Hand-in-hand with making the best use of your time is the need for the right tools for the job. In the time I’ve been in business, I’ve tested and trialed my way through a fair number of tools and apps that were seemingly must-haves for solos.

I’m keeping: Freshbooks and Hootsuite.  I tossed: LinkedIn Gold, Scribe SEO, Sprout Social and Zoho Projects.

In my experience the premium LinkedIn subscription didn’t net me better access or more insight. Any number of good WordPress plug-ins can rival Scribe SEO. And while Sprout Social has some neat features for finding potential connections, I’ve found at the mechanics of scheduling outweigh potential data mining. Besides, I use a BuzzStream trick for that. Oh, and Zoho Projects is like having surgery to remove a splinter. Try Asana or Get It Done! instead.

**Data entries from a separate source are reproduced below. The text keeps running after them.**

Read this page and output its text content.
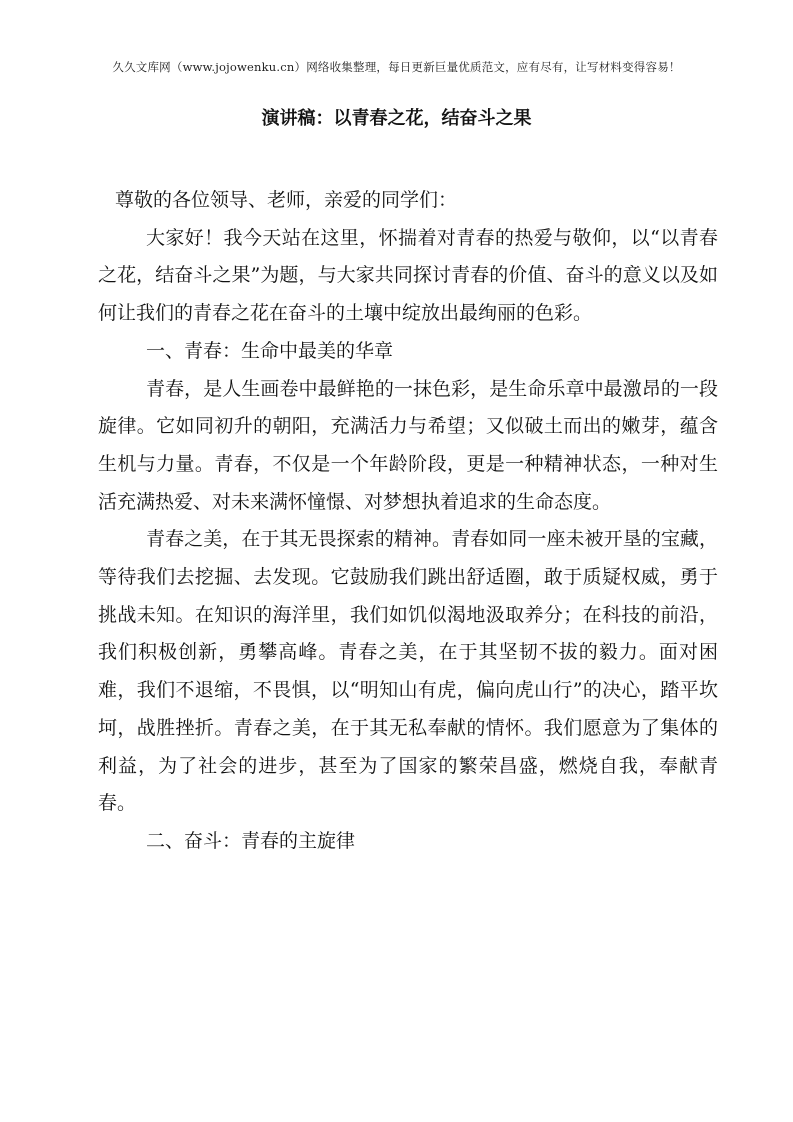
久久文库网（www.jojowenku.cn）网络收集整理，每日更新巨量优质范文，应有尽有，让写材料变得容易！
演讲稿：以青春之花，结奋斗之果

尊敬的各位领导、老师，亲爱的同学们：

大家好！我今天站在这里，怀揣着对青春的热爱与敬仰，以“以青春之花，结奋斗之果”为题，与大家共同探讨青春的价值、奋斗的意义以及如何让我们的青春之花在奋斗的土壤中绽放出最绚丽的色彩。

一、青春：生命中最美的华章

青春，是人生画卷中最鲜艳的一抹色彩，是生命乐章中最激昂的一段旋律。它如同初升的朝阳，充满活力与希望；又似破土而出的嫩芽，蕴含生机与力量。青春，不仅是一个年龄阶段，更是一种精神状态，一种对生活充满热爱、对未来满怀憧憬、对梦想执着追求的生命态度。

青春之美，在于其无畏探索的精神。青春如同一座未被开垦的宝藏，等待我们去挖掘、去发现。它鼓励我们跳出舒适圈，敢于质疑权威，勇于挑战未知。在知识的海洋里，我们如饥似渴地汲取养分；在科技的前沿，我们积极创新，勇攀高峰。青春之美，在于其坚韧不拔的毅力。面对困难，我们不退缩，不畏惧，以“明知山有虎，偏向虎山行”的决心，踏平坎坷，战胜挫折。青春之美，在于其无私奉献的情怀。我们愿意为了集体的利益，为了社会的进步，甚至为了国家的繁荣昌盛，燃烧自我，奉献青春。

二、奋斗：青春的主旋律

Before reading on, think about your recurring monthly expenses – what are you dragging your feet on cancelling or downgrading? If unnecessary costs add up to $25 per month, that's $300 a year you could allocate to a more worthwhile line item. Like a new ergonomic chair.

Protection

Now’s the time to stop thinking about business insurance and start retaining business insurance (trust me, I’m admonishing myself at this moment as much as advising you). Do you have life insurance? Medical insurance? So if you understand the concept of risk, why bet your assets and future earnings on any number of simple incidents that could devastate what you’re trying to build?

Planning Ahead

One of our many jobs is that of an engineer. Part of making growth plans for the business includes understanding the fundamentals – and fluctuations – of our earnings. Some of the best dollars I’ve ever spent went to tax counsel and accounting delivered by a professional. While I tried a CPA at first, I quickly realized her company’s methods and billing structure were better suited to a $8 million/year business. I turned to my local SCORE chapter and quickly got a lead on a savvy accountant who takes on the lions’ share of thinking and doing for me, and at a reasonable cost.

These are some recommendations I'd make to any indie aiming to get a leg up on 2012 planning. What would you add? What did I miss?